AVENTURA, Fla. – Making music is one thing. Getting noticed is another. A free platform with a Miami-Dade connection is aiming to change that. Thomas Hibbler — better known as “Tommy Gunz” — believes it already has.
About 100,000 new music tracks upload to streaming platforms daily, experts report, according to Music Business Worldwide. Standing out in this environment is nearly impossible.
Hibbler, the musician behind Chicago-based Hit USA Radio, said Amadei, an online platform developed in South Florida, has been definitely helping him and others in the industry.
“It allows us to jointly cross-promote both brands and bring in independent artists from Chicago, from New York, from Africa, Brazil,” Hibbler said. “It allows us to be limitless in what it is that we can do.”
Bronislav Gorbachev, who was born in Ukraine, went to college in Stockholm and lives in Aventura, came up with the idea a few years ago. The entrepreneur said he saw the need for Amadei, a music talent incubator.
“I suddenly realized that the music industry itself is very brutal for the beginners, for emerging musicians,” said Gorbachev, who is also Amadei’s chief executive officer.
Sydney Abbanum, better known Conc3ept, is another happy user.
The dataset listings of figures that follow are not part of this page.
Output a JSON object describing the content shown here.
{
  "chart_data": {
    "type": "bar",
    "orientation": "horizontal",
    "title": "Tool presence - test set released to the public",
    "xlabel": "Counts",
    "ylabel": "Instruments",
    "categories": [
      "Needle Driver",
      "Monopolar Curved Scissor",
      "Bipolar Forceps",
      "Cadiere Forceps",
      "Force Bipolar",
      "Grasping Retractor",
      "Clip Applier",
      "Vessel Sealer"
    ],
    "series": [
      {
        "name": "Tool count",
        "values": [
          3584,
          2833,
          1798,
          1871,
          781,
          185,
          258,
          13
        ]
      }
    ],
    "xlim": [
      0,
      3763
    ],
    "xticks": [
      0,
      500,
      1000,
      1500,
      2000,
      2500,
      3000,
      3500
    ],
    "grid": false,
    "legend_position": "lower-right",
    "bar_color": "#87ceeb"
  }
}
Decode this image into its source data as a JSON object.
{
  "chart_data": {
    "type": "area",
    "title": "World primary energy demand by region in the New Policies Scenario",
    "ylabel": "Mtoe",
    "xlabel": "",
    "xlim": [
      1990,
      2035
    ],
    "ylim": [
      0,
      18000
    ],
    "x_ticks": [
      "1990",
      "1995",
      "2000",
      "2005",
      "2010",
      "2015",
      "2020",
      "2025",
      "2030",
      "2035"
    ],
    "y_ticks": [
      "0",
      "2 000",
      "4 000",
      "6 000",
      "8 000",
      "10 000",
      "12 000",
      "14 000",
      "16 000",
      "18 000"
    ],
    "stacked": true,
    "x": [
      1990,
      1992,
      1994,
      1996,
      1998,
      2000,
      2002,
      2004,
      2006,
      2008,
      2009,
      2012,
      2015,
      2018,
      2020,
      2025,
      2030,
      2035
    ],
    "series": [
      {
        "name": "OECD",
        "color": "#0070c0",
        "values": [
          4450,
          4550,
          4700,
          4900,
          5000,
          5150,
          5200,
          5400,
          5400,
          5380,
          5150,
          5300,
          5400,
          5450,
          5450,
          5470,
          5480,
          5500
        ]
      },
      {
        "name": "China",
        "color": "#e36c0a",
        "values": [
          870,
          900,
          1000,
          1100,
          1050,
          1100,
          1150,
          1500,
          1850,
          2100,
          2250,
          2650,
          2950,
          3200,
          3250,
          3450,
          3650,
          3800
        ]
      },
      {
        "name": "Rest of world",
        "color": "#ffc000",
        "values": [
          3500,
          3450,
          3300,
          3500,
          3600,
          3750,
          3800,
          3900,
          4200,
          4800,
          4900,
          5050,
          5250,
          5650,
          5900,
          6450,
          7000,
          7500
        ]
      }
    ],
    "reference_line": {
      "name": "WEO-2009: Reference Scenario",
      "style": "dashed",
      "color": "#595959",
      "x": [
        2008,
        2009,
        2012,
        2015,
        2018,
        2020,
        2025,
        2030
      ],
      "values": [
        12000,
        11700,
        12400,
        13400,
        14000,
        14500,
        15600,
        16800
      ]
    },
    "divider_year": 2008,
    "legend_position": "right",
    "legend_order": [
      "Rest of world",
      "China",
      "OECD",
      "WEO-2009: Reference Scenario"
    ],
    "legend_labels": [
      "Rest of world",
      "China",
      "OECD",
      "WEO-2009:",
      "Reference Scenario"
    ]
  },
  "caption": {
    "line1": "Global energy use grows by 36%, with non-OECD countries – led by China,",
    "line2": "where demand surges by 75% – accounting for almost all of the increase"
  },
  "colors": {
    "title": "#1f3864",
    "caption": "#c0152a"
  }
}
He said the platform’s connections also helps to improve the quality of the final product.
“If I send them a song to release within 24 hours, they review it, approve it, then if there are any issues, they’ll let me know within those 24 hours, how to fix it, and the song will be out exactly by when I want it,” said Abbanum, an artist and producer based in Los Angeles.
Gorbachev said the platform is evolving and it benefits from artificial intelligence to reduce the production timeline. Meaning, what used to take hours or days, like sound mixing, artwork design, video production, and promotion, now can take minutes.
Since it launched in 2019, it has had a more than 80% retention rate, according to Gorbachev. And with some 17,000 users and growing, this is music to Gorbachev’s ears.
“We are making people really happy because they can with the help of us create music that everyone can understand because when you’re creating music, you have no boundaries,” he said.
The platform is free because Amadei makes money primarily through royalties from music distribution, according to Gorbachev. Last year the company reported $300,000 in revenue.
“The main idea, which is the focus, is ‘What is most important for the artists?’ That means the music itself, the creation of music, and the financial freedom,” Gorbachev said.
For Abbanum and Hibbler, the platform’s efficiency is helping them to improve not just their workflow but it is also fueling their creativity.
“I feel like it got better once I joined Amadei,” Abbanum said adding, “I knew that there was someone with my best interest that was actually backing the music up.”